Studies have found that diets high in healthy fats — such as those with avocados, coconut oil, and fish oil — help decrease the risk of major cardiovascular diseases, such as stroke or death. (4) Similar studies have found these diets improve memory retention (5), as well as a link between these diets and a lowered risk of breast cancer in older women. (6)
Why do fats get such a bad rap, then?
Cardiovascular disease is the number one cause of death globally, with more than 17.3 million deaths per year, on average, (7) so it’s no wonder that health professionals and scientists alike have been trying to find causes and solutions for years. When cardiovascular-related diseases started becoming more prevalent in the mid-1950s, doctors and scientists began looking for causes.

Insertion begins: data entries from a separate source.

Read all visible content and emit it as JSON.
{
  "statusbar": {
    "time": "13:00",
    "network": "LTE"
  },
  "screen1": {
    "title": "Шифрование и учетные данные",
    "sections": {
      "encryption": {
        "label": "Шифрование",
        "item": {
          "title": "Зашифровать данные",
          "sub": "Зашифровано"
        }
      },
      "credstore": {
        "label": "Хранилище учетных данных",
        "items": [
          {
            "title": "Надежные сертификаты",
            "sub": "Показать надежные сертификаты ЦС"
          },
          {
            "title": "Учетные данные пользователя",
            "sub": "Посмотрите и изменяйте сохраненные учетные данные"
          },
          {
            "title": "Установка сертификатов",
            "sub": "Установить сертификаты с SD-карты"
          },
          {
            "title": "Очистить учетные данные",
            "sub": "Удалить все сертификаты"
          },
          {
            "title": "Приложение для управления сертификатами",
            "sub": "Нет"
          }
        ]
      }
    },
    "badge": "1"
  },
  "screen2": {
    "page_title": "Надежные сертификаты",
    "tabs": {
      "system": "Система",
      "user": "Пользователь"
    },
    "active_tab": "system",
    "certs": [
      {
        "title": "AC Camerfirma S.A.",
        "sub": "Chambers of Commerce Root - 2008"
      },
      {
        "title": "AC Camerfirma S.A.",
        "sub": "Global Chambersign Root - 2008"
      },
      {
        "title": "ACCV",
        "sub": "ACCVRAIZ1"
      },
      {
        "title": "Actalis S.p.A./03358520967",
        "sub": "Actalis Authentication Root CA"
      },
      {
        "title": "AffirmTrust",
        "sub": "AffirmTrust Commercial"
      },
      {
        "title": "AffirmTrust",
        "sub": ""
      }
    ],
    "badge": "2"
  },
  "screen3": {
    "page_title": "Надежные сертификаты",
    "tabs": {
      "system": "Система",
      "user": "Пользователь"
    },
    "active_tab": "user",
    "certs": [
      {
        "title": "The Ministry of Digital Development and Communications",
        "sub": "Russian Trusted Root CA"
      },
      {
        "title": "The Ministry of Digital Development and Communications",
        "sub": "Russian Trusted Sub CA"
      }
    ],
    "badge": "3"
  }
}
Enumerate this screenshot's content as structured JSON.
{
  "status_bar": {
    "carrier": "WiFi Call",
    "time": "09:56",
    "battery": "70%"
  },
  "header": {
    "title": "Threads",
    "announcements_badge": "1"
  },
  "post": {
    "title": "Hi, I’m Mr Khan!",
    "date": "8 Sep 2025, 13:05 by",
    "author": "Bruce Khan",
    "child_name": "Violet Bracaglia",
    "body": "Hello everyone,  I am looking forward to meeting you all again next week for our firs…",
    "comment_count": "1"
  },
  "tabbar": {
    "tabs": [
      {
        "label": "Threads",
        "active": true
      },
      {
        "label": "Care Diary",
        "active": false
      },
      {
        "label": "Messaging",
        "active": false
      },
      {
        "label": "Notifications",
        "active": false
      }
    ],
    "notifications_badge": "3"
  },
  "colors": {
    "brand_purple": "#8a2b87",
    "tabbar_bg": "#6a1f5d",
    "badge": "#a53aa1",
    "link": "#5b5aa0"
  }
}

Ancel Keys, a pathologist at the University of Minnesota, was one of the first to propose that increased cholesterol, a cause of heart disease, could come from saturated fats. Keys performed a flawed study, (8) but at the time, the health community was desperate for answers, so it accepted the study, regardless of flaws, including low sample numbers and only sampling people likely to give results in line with his hypothesis. The American Heart Association adopted a stance advising Americans to cut back on saturated fats in 1961; the U.S. government later adopted the policy in 1977. (9)
What changed since then?
In short, more studies have been conducted, and more theories tested. Since the 1960s, more scientists and health professionals have researched different kinds of fat and how they help the body. It is still best to limit intake of trans fats, found in fried food or pastries. However, naturally occurring fats, scientists found, are necessary for a well-balanced diet. These fats, found naturally in foods such as avocados, fatty fish, and nuts help improve cholesterol levels, cardiovascular health, memory, and have even been linked to lowered risk for certain types of cancers.